Bernard Reynis a préparé son audition devant la commission Darrois comme un étudiant le grand oral de l'ENA. Il a rassemblé les contributions de la profession, fait travailler plusieurs commissions internes. Lorsque la délégation de trois notaires, ultrapréparés, s'est présentée le mois dernier devant le «jury», son professionnalisme a impressionné. Les notaires bénéficient également d'un VRP très haut de gamme : la garde des Sceaux en personne. «Oui, je soutiens les notaires», affirme sans complexe Rachida Dati.

«Veut-on vraiment libéraliser aujourd'hui ?»

Autant les relations des avocats avec la garde des Sceaux sont tendues, autant les liens entre la Chancellerie et les notaires, officiers ministériels, sont solides et anciens. Il n'est pas rare que des conseillers passent de la Chancellerie au conseil supérieur, ou l'inverse. Le prédécesseur de Rachida Dati, Pascal Clément, n'était-il pas personnellement monté au créneau à Bruxelles pour défendre les notaires ? «Un congrès de notaires, raconte un ancien garde des Sceaux, c'est un bonheur, les notaires se lèvent pour applaudir le ministre…» Pourquoi affaiblir une profession si bien disposée ? Devant la commission Darrois, la directrice des affaires civiles et du Sceau devrait plaider pour le maintien du système notarial, proposant toutefois qu'avocats et notaires puissent travailler sous le même toit.

Mais le meilleur atout du notariat, aujourd'hui, reste sans doute le plus inattendu : la crise financière. «Veut-on vraiment libéraliser aujourd'hui ? Les dérives américaines n'auraient pas pu se produire chez nous car, en France, les notaires garantissent la fiabilité du fichier immobilier», assène Bernard Reynis. Cet argument - celui de la sécurité juridique -, le notariat français le garde discrètement depuis plusieurs mois : en octobre 2007, un agent du FBI à Washington, Scott Broshears, a déjà fait passer un message alarmant aux représentants du notariat sur la crise des hypothèques américaines.
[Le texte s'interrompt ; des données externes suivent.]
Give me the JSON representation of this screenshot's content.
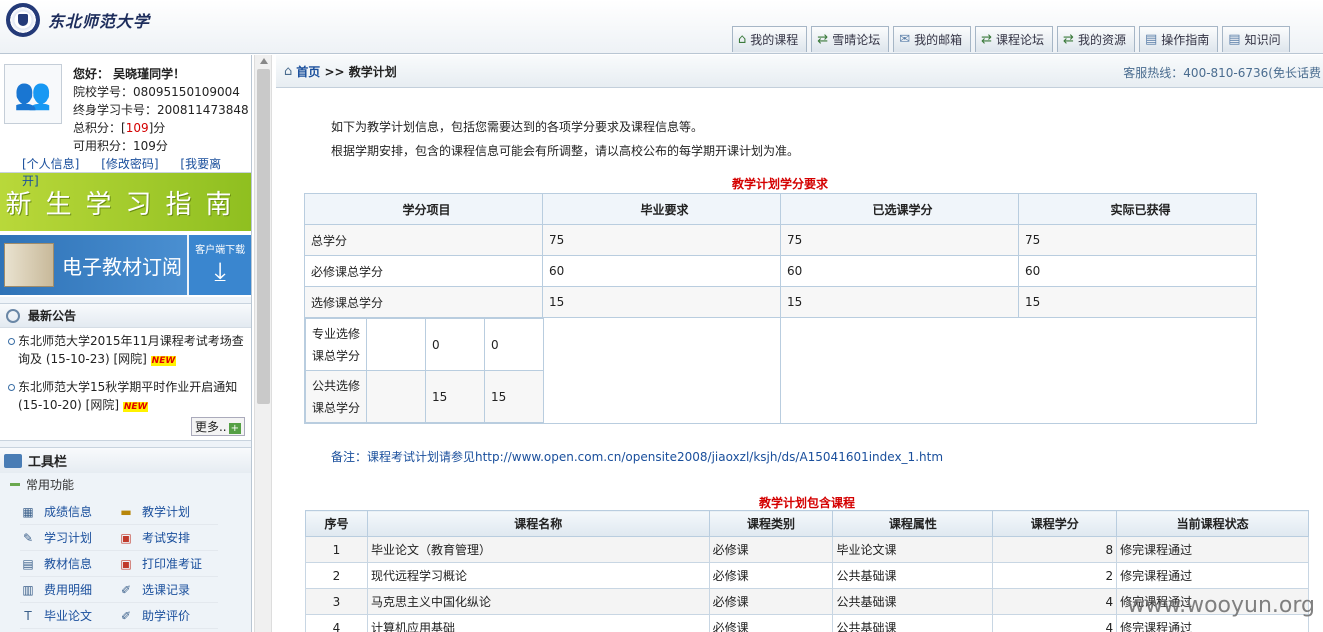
{
  "header": {
    "logo_text": "东北师范大学",
    "tabs": [
      {
        "label": "我的课程",
        "icon": "home-icon"
      },
      {
        "label": "雪晴论坛",
        "icon": "forum-icon"
      },
      {
        "label": "我的邮箱",
        "icon": "mail-icon"
      },
      {
        "label": "课程论坛",
        "icon": "forum-icon"
      },
      {
        "label": "我的资源",
        "icon": "resource-icon"
      },
      {
        "label": "操作指南",
        "icon": "guide-icon"
      },
      {
        "label": "知识问",
        "icon": "knowledge-icon"
      }
    ]
  },
  "user": {
    "greeting": "您好： 吴晓瑾同学！",
    "school_id": "院校学号：08095150109004",
    "lifelong_id": "终身学习卡号：200811473848",
    "total_points_prefix": "总积分：[",
    "total_points_value": "109",
    "total_points_suffix": "]分",
    "available_points": "可用积分：109分",
    "links": [
      "[个人信息]",
      "[修改密码]",
      "[我要离开]"
    ]
  },
  "banners": {
    "guide": "新生学习指南",
    "textbook": "电子教材订阅",
    "client_download": "客户端下载"
  },
  "notices": {
    "title": "最新公告",
    "items": [
      {
        "text": "东北师范大学2015年11月课程考试考场查询及 (15-10-23) [网院]",
        "badge": "NEW"
      },
      {
        "text": "东北师范大学15秋学期平时作业开启通知 (15-10-20) [网院]",
        "badge": "NEW"
      }
    ],
    "more": "更多.."
  },
  "toolbar": {
    "title": "工具栏",
    "section": "常用功能",
    "items": [
      {
        "label": "成绩信息",
        "icon": "grade-icon"
      },
      {
        "label": "教学计划",
        "icon": "plan-icon"
      },
      {
        "label": "学习计划",
        "icon": "study-plan-icon"
      },
      {
        "label": "考试安排",
        "icon": "exam-icon"
      },
      {
        "label": "教材信息",
        "icon": "book-icon"
      },
      {
        "label": "打印准考证",
        "icon": "print-icon"
      },
      {
        "label": "费用明细",
        "icon": "fee-icon"
      },
      {
        "label": "选课记录",
        "icon": "record-icon"
      },
      {
        "label": "毕业论文",
        "icon": "thesis-icon"
      },
      {
        "label": "助学评价",
        "icon": "evaluate-icon"
      }
    ]
  },
  "breadcrumb": {
    "home": "首页",
    "sep": " >> ",
    "current": "教学计划",
    "hotline": "客服热线：400-810-6736(免长话费"
  },
  "intro": {
    "line1": "如下为教学计划信息，包括您需要达到的各项学分要求及课程信息等。",
    "line2": "根据学期安排，包含的课程信息可能会有所调整，请以高校公布的每学期开课计划为准。"
  },
  "credits": {
    "caption": "教学计划学分要求",
    "headers": [
      "学分项目",
      "毕业要求",
      "已选课学分",
      "实际已获得"
    ],
    "rows": [
      [
        "总学分",
        "75",
        "75",
        "75"
      ],
      [
        "必修课总学分",
        "60",
        "60",
        "60"
      ],
      [
        "选修课总学分",
        "15",
        "15",
        "15"
      ]
    ],
    "sub_rows": [
      [
        "专业选修课总学分",
        "",
        "0",
        "0"
      ],
      [
        "公共选修课总学分",
        "",
        "15",
        "15"
      ]
    ]
  },
  "note": "备注：课程考试计划请参见http://www.open.com.cn/opensite2008/jiaoxzl/ksjh/ds/A15041601index_1.htm",
  "courses": {
    "caption": "教学计划包含课程",
    "headers": [
      "序号",
      "课程名称",
      "课程类别",
      "课程属性",
      "课程学分",
      "当前课程状态"
    ],
    "rows": [
      [
        "1",
        "毕业论文（教育管理）",
        "必修课",
        "毕业论文课",
        "8",
        "修完课程通过"
      ],
      [
        "2",
        "现代远程学习概论",
        "必修课",
        "公共基础课",
        "2",
        "修完课程通过"
      ],
      [
        "3",
        "马克思主义中国化纵论",
        "必修课",
        "公共基础课",
        "4",
        "修完课程通过"
      ],
      [
        "4",
        "计算机应用基础",
        "必修课",
        "公共基础课",
        "4",
        "修完课程通过"
      ]
    ]
  },
  "watermark": "www.wooyun.org"
}
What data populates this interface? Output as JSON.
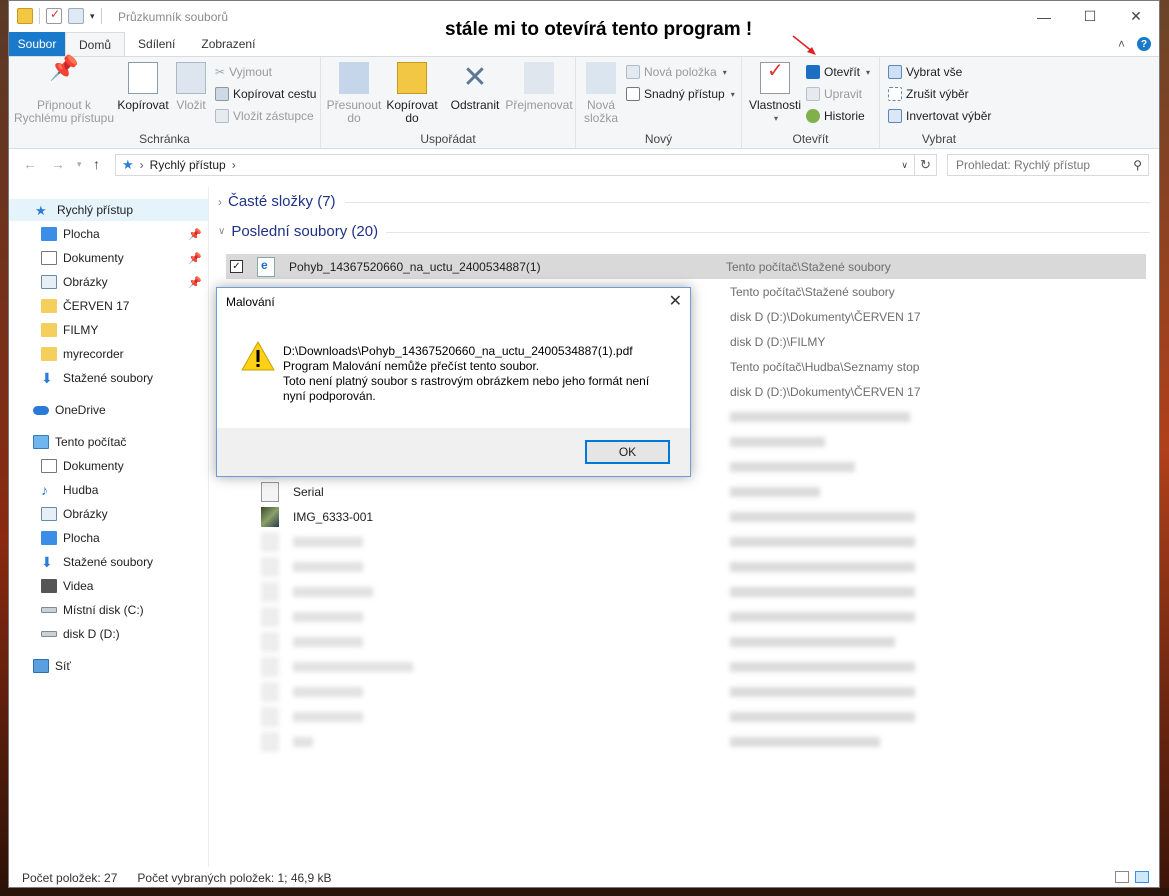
{
  "window": {
    "title": "Průzkumník souborů"
  },
  "annotation": {
    "text": "stále mi to otevírá tento program !"
  },
  "tabs": [
    {
      "label": "Soubor"
    },
    {
      "label": "Domů"
    },
    {
      "label": "Sdílení"
    },
    {
      "label": "Zobrazení"
    }
  ],
  "ribbon": {
    "clipboard": {
      "pin_label": "Připnout k Rychlému přístupu",
      "copy_label": "Kopírovat",
      "paste_label": "Vložit",
      "cut_label": "Vyjmout",
      "copy_path_label": "Kopírovat cestu",
      "paste_shortcut_label": "Vložit zástupce",
      "group_label": "Schránka"
    },
    "organize": {
      "move_label": "Přesunout do",
      "copyto_label": "Kopírovat do",
      "delete_label": "Odstranit",
      "rename_label": "Přejmenovat",
      "group_label": "Uspořádat"
    },
    "new": {
      "new_folder_label": "Nová složka",
      "new_item_label": "Nová položka",
      "easy_access_label": "Snadný přístup",
      "group_label": "Nový"
    },
    "open": {
      "properties_label": "Vlastnosti",
      "open_label": "Otevřít",
      "edit_label": "Upravit",
      "history_label": "Historie",
      "group_label": "Otevřít"
    },
    "select": {
      "select_all_label": "Vybrat vše",
      "select_none_label": "Zrušit výběr",
      "invert_label": "Invertovat výběr",
      "group_label": "Vybrat"
    }
  },
  "address": {
    "path": "Rychlý přístup",
    "search_placeholder": "Prohledat: Rychlý přístup"
  },
  "nav": {
    "quick_access": "Rychlý přístup",
    "desktop": "Plocha",
    "documents": "Dokumenty",
    "pictures": "Obrázky",
    "cerven": "ČERVEN 17",
    "filmy": "FILMY",
    "myrecorder": "myrecorder",
    "downloads": "Stažené soubory",
    "onedrive": "OneDrive",
    "this_pc": "Tento počítač",
    "pc_documents": "Dokumenty",
    "music": "Hudba",
    "pc_pictures": "Obrázky",
    "pc_desktop": "Plocha",
    "pc_downloads": "Stažené soubory",
    "videos": "Videa",
    "local_c": "Místní disk (C:)",
    "disk_d": "disk D (D:)",
    "network": "Síť"
  },
  "content": {
    "frequent_header": "Časté složky (7)",
    "recent_header": "Poslední soubory (20)",
    "rows": [
      {
        "name": "Pohyb_14367520660_na_uctu_2400534887(1)",
        "location": "Tento počítač\\Stažené soubory"
      },
      {
        "name": "",
        "location": "Tento počítač\\Stažené soubory"
      },
      {
        "name": "",
        "location": "disk D (D:)\\Dokumenty\\ČERVEN 17"
      },
      {
        "name": "",
        "location": "disk D (D:)\\FILMY"
      },
      {
        "name": "",
        "location": "Tento počítač\\Hudba\\Seznamy stop"
      },
      {
        "name": "",
        "location": "disk D (D:)\\Dokumenty\\ČERVEN 17"
      },
      {
        "name": "Serial",
        "location": ""
      },
      {
        "name": "IMG_6333-001",
        "location": ""
      }
    ]
  },
  "status": {
    "count": "Počet položek: 27",
    "selected": "Počet vybraných položek: 1; 46,9 kB"
  },
  "dialog": {
    "title": "Malování",
    "path": "D:\\Downloads\\Pohyb_14367520660_na_uctu_2400534887(1).pdf",
    "line1": "Program Malování nemůže přečíst tento soubor.",
    "line2": "Toto není platný soubor s rastrovým obrázkem nebo jeho formát není nyní podporován.",
    "ok_label": "OK"
  }
}
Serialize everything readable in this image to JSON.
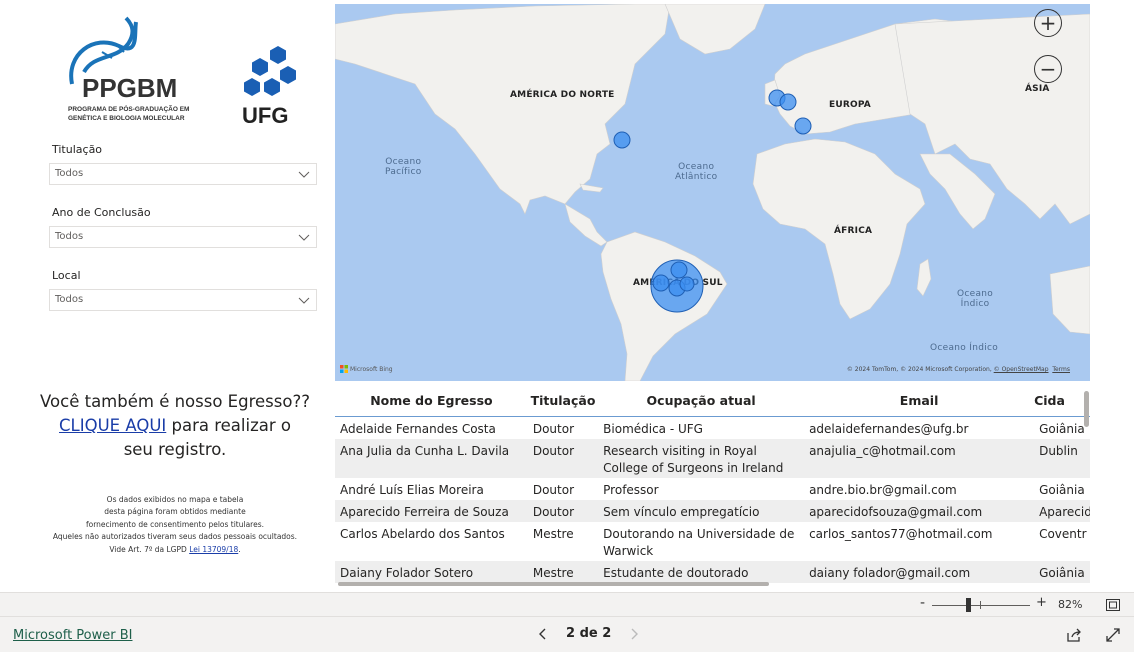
{
  "logos": {
    "ppgbm_name": "PPGBM",
    "ppgbm_line1": "PROGRAMA DE PÓS-GRADUAÇÃO EM",
    "ppgbm_line2": "GENÉTICA E BIOLOGIA MOLECULAR",
    "ufg_name": "UFG"
  },
  "filters": [
    {
      "label": "Titulação",
      "value": "Todos"
    },
    {
      "label": "Ano de Conclusão",
      "value": "Todos"
    },
    {
      "label": "Local",
      "value": "Todos"
    }
  ],
  "cta": {
    "line1": "Você também é nosso Egresso??",
    "link": "CLIQUE AQUI",
    "line2": " para realizar o",
    "line3": "seu registro."
  },
  "lgpd": {
    "line1": "Os dados exibidos no mapa e tabela",
    "line2": "desta página foram obtidos mediante",
    "line3": "fornecimento de consentimento pelos titulares.",
    "line4": "Aqueles não autorizados tiveram seus dados pessoais ocultados.",
    "line5_prefix": "Vide Art. 7º da LGPD ",
    "line5_link": "Lei 13709/18",
    "line5_suffix": "."
  },
  "map": {
    "zoom_in": "+",
    "zoom_out": "−",
    "labels": {
      "north_america": "AMÉRICA DO NORTE",
      "europe": "EUROPA",
      "asia": "ÁSIA",
      "africa": "ÁFRICA",
      "south_america": "AMÉRICA DO SUL"
    },
    "oceans": {
      "pacific_1": "Oceano",
      "pacific_2": "Pacífico",
      "atlantic_1": "Oceano",
      "atlantic_2": "Atlântico",
      "indian1_1": "Oceano",
      "indian1_2": "Índico",
      "indian2": "Oceano Índico"
    },
    "bing": "Microsoft Bing",
    "copyright_text": "© 2024 TomTom, © 2024 Microsoft Corporation, ",
    "copyright_osm": "© OpenStreetMap",
    "copyright_terms": "Terms",
    "bubble_color": "#3b8ef0"
  },
  "table": {
    "headers": [
      "Nome do Egresso",
      "Titulação",
      "Ocupação atual",
      "Email",
      "Cida"
    ],
    "rows": [
      [
        "Adelaide Fernandes Costa",
        "Doutor",
        "Biomédica - UFG",
        "adelaidefernandes@ufg.br",
        "Goiânia"
      ],
      [
        "Ana Julia da Cunha L. Davila",
        "Doutor",
        "Research visiting in Royal College of Surgeons in Ireland",
        "anajulia_c@hotmail.com",
        "Dublin"
      ],
      [
        "André Luís Elias Moreira",
        "Doutor",
        "Professor",
        "andre.bio.br@gmail.com",
        "Goiânia"
      ],
      [
        "Aparecido Ferreira de Souza",
        "Doutor",
        "Sem vínculo empregatício",
        "aparecidofsouza@gmail.com",
        "Aparecid Goiânia"
      ],
      [
        "Carlos Abelardo dos Santos",
        "Mestre",
        "Doutorando na Universidade de Warwick",
        "carlos_santos77@hotmail.com",
        "Coventr Inglater"
      ],
      [
        "Daiany Folador Sotero",
        "Mestre",
        "Estudante de doutorado",
        "daiany folador@gmail.com",
        "Goiânia"
      ]
    ]
  },
  "zoom": {
    "minus": "-",
    "plus": "+",
    "percent": "82%"
  },
  "footer": {
    "brand": "Microsoft Power BI",
    "page": "2 de 2"
  }
}
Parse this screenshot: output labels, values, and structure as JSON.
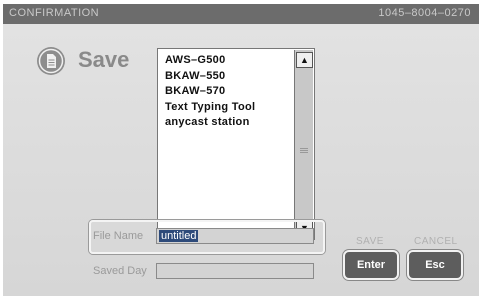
{
  "title_bar": {
    "title": "CONFIRMATION",
    "code": "1045–8004–0270"
  },
  "heading": {
    "label": "Save",
    "icon": "document-icon"
  },
  "file_list": {
    "items": [
      "AWS–G500",
      "BKAW–550",
      "BKAW–570",
      "Text Typing Tool",
      "anycast station"
    ],
    "scroll_up": "▲",
    "scroll_down": "▼"
  },
  "form": {
    "file_name_label": "File Name",
    "file_name_value": "untitled",
    "saved_day_label": "Saved Day",
    "saved_day_value": ""
  },
  "buttons": {
    "save_caption": "SAVE",
    "enter_label": "Enter",
    "cancel_caption": "CANCEL",
    "esc_label": "Esc"
  }
}
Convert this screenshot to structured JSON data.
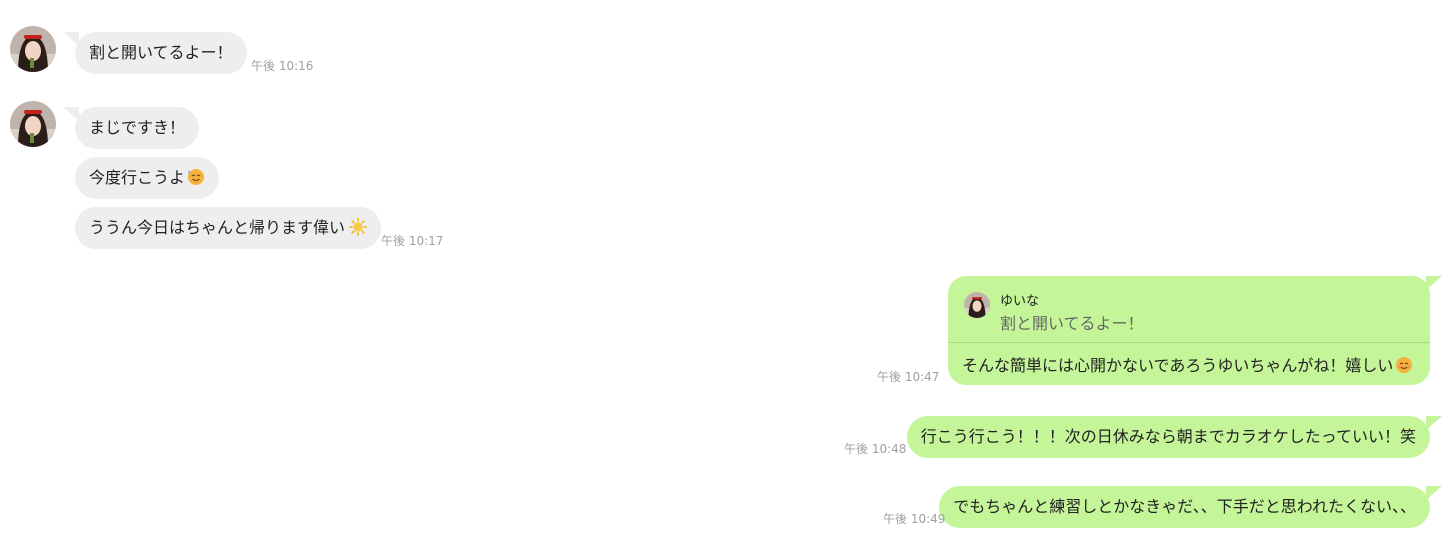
{
  "messages": {
    "m1": {
      "text": "割と開いてるよー！",
      "time": "午後 10:16"
    },
    "m2": {
      "text": "まじですき！"
    },
    "m3": {
      "text": "今度行こうよ"
    },
    "m4": {
      "text": "ううん今日はちゃんと帰ります偉い",
      "time": "午後 10:17"
    },
    "m5": {
      "quote_name": "ゆいな",
      "quote_text": "割と開いてるよー！",
      "text": "そんな簡単には心開かないであろうゆいちゃんがね！嬉しい",
      "time": "午後 10:47"
    },
    "m6": {
      "text": "行こう行こう！！！次の日休みなら朝までカラオケしたっていい！笑",
      "time": "午後 10:48"
    },
    "m7": {
      "text": "でもちゃんと練習しとかなきゃだ、、下手だと思われたくない、、",
      "time": "午後 10:49"
    }
  },
  "colors": {
    "incoming_bubble": "#eeeeee",
    "outgoing_bubble": "#c4f599",
    "timestamp": "#a0a0a0"
  },
  "icons": {
    "sweat_face": "grinning-face-with-sweat-emoji",
    "sun": "sun-emoji",
    "smile": "smiling-face-emoji"
  }
}
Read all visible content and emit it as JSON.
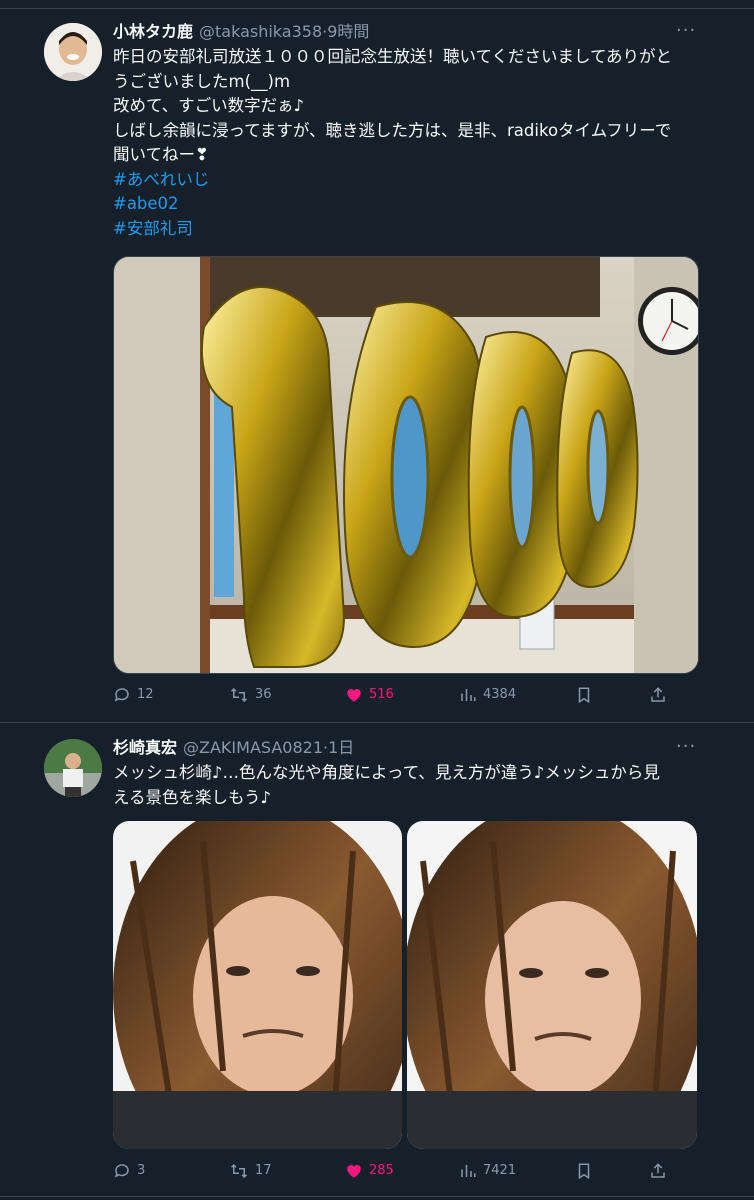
{
  "tweets": [
    {
      "display_name": "小林タカ鹿",
      "handle": "@takashika358",
      "time": "9時間",
      "text_lines": [
        "昨日の安部礼司放送１０００回記念生放送！聴いてくださいましてありがと",
        "うございましたm(__)m",
        "改めて、すごい数字だぁ♪",
        "しばし余韻に浸ってますが、聴き逃した方は、是非、radikoタイムフリーで",
        "聞いてねー❣"
      ],
      "hashtags": [
        "#あべれいじ",
        "#abe02",
        "#安部礼司"
      ],
      "replies": "12",
      "retweets": "36",
      "likes": "516",
      "views": "4384"
    },
    {
      "display_name": "杉崎真宏",
      "handle": "@ZAKIMASA0821",
      "time": "1日",
      "text_lines": [
        "メッシュ杉崎♪…色んな光や角度によって、見え方が違う♪メッシュから見",
        "える景色を楽しもう♪"
      ],
      "hashtags": [],
      "replies": "3",
      "retweets": "17",
      "likes": "285",
      "views": "7421"
    }
  ],
  "icons": {
    "reply": "reply-icon",
    "retweet": "retweet-icon",
    "like": "heart-icon",
    "views": "views-icon",
    "bookmark": "bookmark-icon",
    "share": "share-icon",
    "more": "more-icon"
  },
  "colors": {
    "background": "#15202b",
    "link": "#1d9bf0",
    "like_active": "#f91880",
    "secondary_text": "#8b98a5"
  }
}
Pour asseoir leur position, les notaires ont, en réalité, déjà beaucoup investi en amont. En obtenant, par exemple, que la présidence française défende la création d'un «acte authentique européen», ce qui reviendrait à une consécration de la profession en Europe. En développant, surtout, un outil informatique ultrasophistiqué. Plutôt que de grands discours, et malgré l'agitation d'une partie de sa base, Bernard Reynis a opté pour une démonstration de force : le 28 octobre, le notariat inaugurera en grande pompe «l'acte authentique électronique», une première, et une prouesse technologique, qui permettra d'opérer des signatures sécurisées à distance.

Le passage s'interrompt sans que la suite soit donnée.